Dating a married man for 3 years
It reassured me someone went through the same things I did, that I wasn’t alone in my torture. I told him, “I won’t come to any different conclusion.
The divot in his ring finger catches the light, reminding me of the torture I so often hide when we’re together. Like most everything else in my life, our relationship became punctuated by song lyrics I felt described our situation. I knew what I had to do, as much as I tried to ignore it. The chill had left the air and incoming Spring filled me with the power and motivation to do the hardest thing I knew I needed to do. We spoke sparingly over the next few days and it eventually faded to no communication. The cycle of the love affair with a married man almost always ends in broken hearts, hurt, and wasted time.Sure you have those once in a million times where the man actually leaves his wife for another, but for the most part, it is a script for adultery disaster. He would be with me when his kids started school again. He talked of long-term dreams, about our future house and trips we would take and having kids eventually. I became a Monday through Friday, nine to five girlfriend. We were together nearly every day, as together as a hidden relationship allows you to be. I sat by, clinging to hope, and watched him as he bought new furniture with his wife. He hired a landscaper and started repairs on his house. We sit across from one another at the Greasy Spoon diner, reaching over the table to touch hands, caressing thumbs with the tenderness of a violin player. We joke and laugh, we talk, we sit in pure adoration. At the start of it all, the perks of the situation swam happily in my mind. Like most modern women, I felt I only needed a man for one thing, and a coupled lifestyle was not that thing. There would be no awkward morning-afters, no constant phone calls or texts. He loved me and worshipped me and spoke of our future.

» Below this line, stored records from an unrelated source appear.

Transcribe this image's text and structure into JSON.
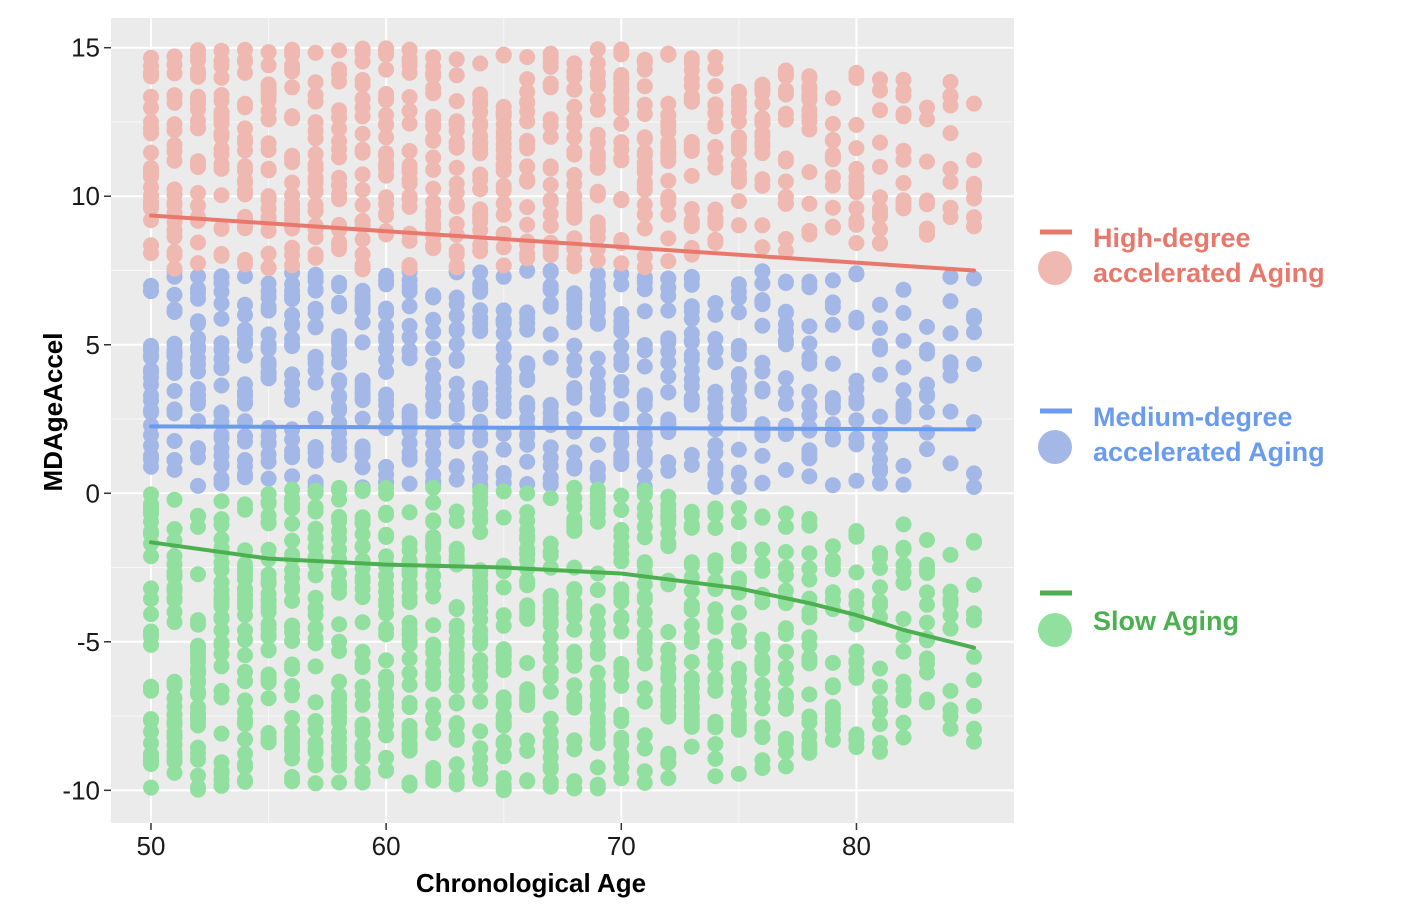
{
  "chart_data": {
    "type": "scatter",
    "title": "",
    "xlabel": "Chronological Age",
    "ylabel": "MDAgeAccel",
    "xlim": [
      48.3,
      86.7
    ],
    "ylim": [
      -11.1,
      16.0
    ],
    "x_ticks": [
      50,
      60,
      70,
      80
    ],
    "y_ticks": [
      15,
      10,
      5,
      0,
      -5,
      -10
    ],
    "x_tick_labels": [
      "50",
      "60",
      "70",
      "80"
    ],
    "y_tick_labels": [
      "15",
      "10",
      "5",
      "0",
      "-5",
      "-10"
    ],
    "grid": true,
    "legend_position": "right",
    "legend_items": [
      {
        "line1": "High-degree",
        "line2": "accelerated Aging",
        "color": "#e8786c",
        "point_color": "#efb8b1"
      },
      {
        "line1": "Medium-degree",
        "line2": "accelerated Aging",
        "color": "#6a9bef",
        "point_color": "#a4b8e8"
      },
      {
        "line1": "Slow Aging",
        "line2": "",
        "color": "#4caf50",
        "point_color": "#92e09f"
      }
    ],
    "series": [
      {
        "name": "High-degree accelerated Aging",
        "color": "#efb8b1",
        "line_color": "#e8786c",
        "y_range": [
          7.5,
          15.0
        ],
        "trend": {
          "x": [
            50,
            85
          ],
          "y": [
            9.35,
            7.5
          ]
        }
      },
      {
        "name": "Medium-degree accelerated Aging",
        "color": "#a4b8e8",
        "line_color": "#6a9bef",
        "y_range": [
          0.2,
          7.5
        ],
        "trend": {
          "x": [
            50,
            85
          ],
          "y": [
            2.25,
            2.15
          ]
        }
      },
      {
        "name": "Slow Aging",
        "color": "#92e09f",
        "line_color": "#4caf50",
        "y_range": [
          -10.0,
          0.2
        ],
        "trend": {
          "x": [
            50,
            55,
            60,
            65,
            70,
            75,
            78,
            80,
            82,
            85
          ],
          "y": [
            -1.65,
            -2.2,
            -2.4,
            -2.5,
            -2.7,
            -3.2,
            -3.7,
            -4.1,
            -4.6,
            -5.2
          ]
        }
      }
    ]
  }
}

I know every inch of his face and he knows every inch of mine. If I had never let things progress, I wouldn’t feel the hurt tugging on my heartstrings when we needed to disguise our relationship or feel the jealousy when he went home to his wife, as he always did. I could have all the space I wanted and I would hear no complaints from his end. But what started out as a simple, no-strings-attached relationship (or at least the illusion of one) evolved into much more. Maybe it was the jolt of electricity we both felt when we first met and shook hands or maybe it was our mutual understanding of the other’s troubles. We became each other’s go-to when one of us needed support.
Of course this isn’t an issue because you didn’t want a monogamous, committed relationship with a man who puts you first anyway. Now you have the honor of slipping right into her shoes. And his ex-wife, well, she knows exactly what you’re getting so keep an eye out for the thank you note. You just want sex and don’t want or need a commitment.
Apart from the whole marriage thing, your relationship with Mr.
The love affair with the married man starts with a man who married for the wrong reasons and thus never truly felt fulfilled in his commitment to the wife.
They probably have kids together and that is the only bond they share.
Right Now is progressing swimmingly in your little adulterous Camelot until you’re overwhelmed by the unexpected presence of three guests: guilt, shame, and humiliation. Hey, he’s wining and dining you, buying clothes and jewelry, paying a bill or two (maybe even the mortgage). It’s all good though because fair exchange is no robbery.